Queen Victoria charmed by Carroll’s novel, let it be known to the author that she would be pleased to receive a copy of his forthcoming work. Lewis Carroll was rumoured to have sent her his next volume having the enticing title: “An elementary treatise on determinants”. Thereby Queen Victoria could have acquired practically all necessary to understand the work presented here.
In this lecture we describe the components of an exponentially increasing family of varieties coming from invariant theory.
In more detail, let B be the subgroup of upper triangular matrices in GL(n, ℂ). Then a parabolic subgroup P containing B is given by a composition (c₁, c₂, …, cₖ) of n whose entries are the sizes of Levi factors of P. These are formed from the c_i × c_i blocks down the diagonal, whilst the Lie algebra 𝔪 of the nilradical of P is the subspace lying strictly above these blocks.

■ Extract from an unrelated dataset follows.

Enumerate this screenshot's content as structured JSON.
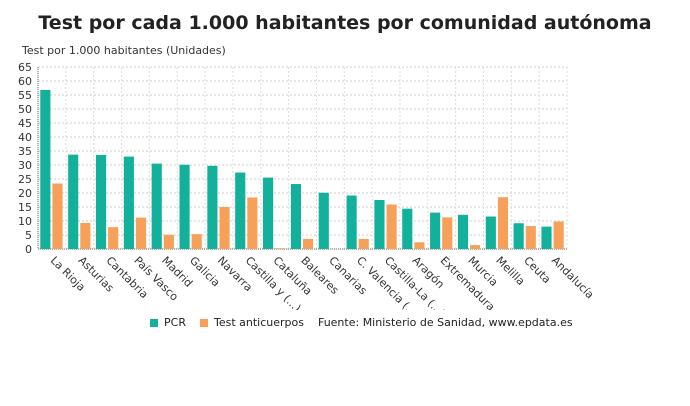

Then the variety whose components we seek is the nilfibre N for the adjoint action of P on 𝔪, for all compositions of n and all n. It is the zero locus of the Benlolo–Sanderson generators of the semi-invariant ring ℂ[𝔪]^P′, which are g in number.
We define [4] “The Red Set” which can be viewed as “connected” subsets of the diagonal entries in each Levi block for which just the lowest entry may have multiplicity > 1.
We construct [2] a “component map” from the Red Set to the set of irreducible components of P and show it to be injective. For this one only needs to know how to multiply out a determinant and some very modest intersection theory in complex projective space.
Successive linearisation of invariants gives the components obtained from the component map, but may eliminate some potential ones, since it involves inhomogeneous substitution.
Recently Fittouhi [1] has switched the emphasis to the factorisation coming from equal height columns in a reverse tableau [3]. For a component of dimension ≤ dim V − g, descent on Krull dimension shows that this component lies in one coming from the image of the component map. Alternatively one may recognize that this factorisation only requires excluded root vectors. These involve only homogeneous substitution, so no potential components are eliminated.